A state law has spurred 13 utility pilot projects aimed at creating neighborhoodwide thermal energy networks — a climate strategy gaining traction nationwide.
This kind of district heating is much more common in Europe, and fairly uncommon in the US
instead of flammable and planet-warming gas, those pipes will carry water or other liquids that transfer heat from underground — or from other buildings and sources in the network — that can be used by heat pumps to keep buildings warm.
Heat pumps, which operate like reversible air conditioners, are much more energy-efficient than fossil-fired furnaces or boilers. They’re even more efficient when they can exchange heat and cold with fluid at a stable temperature, rather than from cold outside air, as the more common air-source heat pumps do.
The U.S. Department of Energy estimates that ground-source heat pumps reduce energy consumption and emissions by up to 44 percent compared to air-source heat pumps and 72 percent compared to standard air-conditioning equipment.

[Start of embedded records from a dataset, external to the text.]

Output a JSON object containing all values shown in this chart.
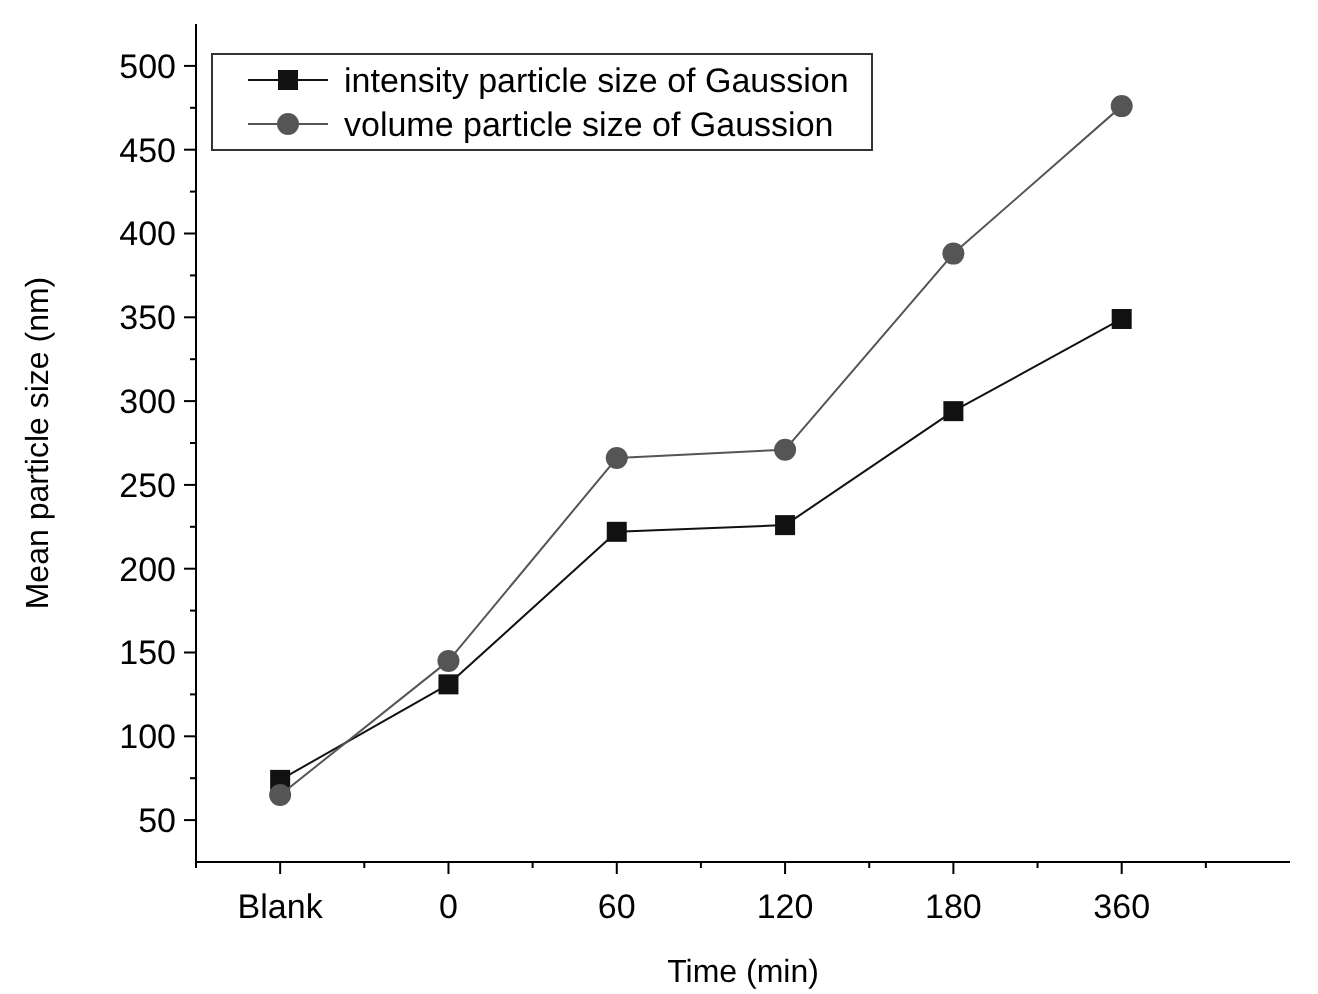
{
  "chart_data": {
    "type": "line",
    "xlabel": "Time (min)",
    "ylabel": "Mean particle size (nm)",
    "categories": [
      "Blank",
      "0",
      "60",
      "120",
      "180",
      "360"
    ],
    "series": [
      {
        "name": "intensity particle size of Gaussion",
        "color": "#111111",
        "marker": "square",
        "values": [
          74,
          131,
          222,
          226,
          294,
          349
        ]
      },
      {
        "name": "volume particle size of Gaussion",
        "color": "#555555",
        "marker": "circle",
        "values": [
          65,
          145,
          266,
          271,
          388,
          476
        ]
      }
    ],
    "ylim": [
      25,
      525
    ],
    "yticks": [
      50,
      {
        "value": 75,
        "label": null
      },
      100,
      {
        "value": 125,
        "label": null
      },
      150,
      {
        "value": 175,
        "label": null
      },
      200,
      {
        "value": 225,
        "label": null
      },
      250,
      {
        "value": 275,
        "label": null
      },
      300,
      {
        "value": 325,
        "label": null
      },
      350,
      {
        "value": 375,
        "label": null
      },
      400,
      {
        "value": 425,
        "label": null
      },
      450,
      {
        "value": 475,
        "label": null
      },
      500
    ],
    "grid": false,
    "legend": "top left"
  }
}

I didn't know anything about this but it's truly amazing - it really should be the case that all new utilities in any area that meets the right criteria should be required to provide heating in this way.
As it stands, utilities are basically public in the US entirely (correct me if I am wrong), and it is even the case that many people complain that it's so regulated that they have to sell their green energy back to the utilities company instead of using it themselves... There really should be no barriers for making it a necessity for utilities companies to go this route.
Electric and gas utilities in most of the US are private for-profit enterprises subject to state regulation. There is a patchwork of municipal utilities as well, but they're a much smaller part of it. Some areas have fairly extreme examples of regulatory capture, where the regulators are more or less working for the for-profit utilities.
Water utilities are mostly municipal, though a few are privately owned.
You’re wrong. Utilities are not public here. Your recent Elon Musk/billionaire fellating comments explain why you’d be naive enough to think they are public.
I apologize - I have not lived in the United States for 20 years, and I thought of them as public utilities that are provided by private companies that exist to fill the niche and are granted something of a monopoly. Like, a town will have one natural gas and electricity supplier, as I seem to recollect, and, of course, everything about it is regulated. It's not socialistic, but it is also not really to be understood necessarily as the free market in any conventional sense of the word.
I apologize if my remarks on Musk were offensive! I did not intend to do that.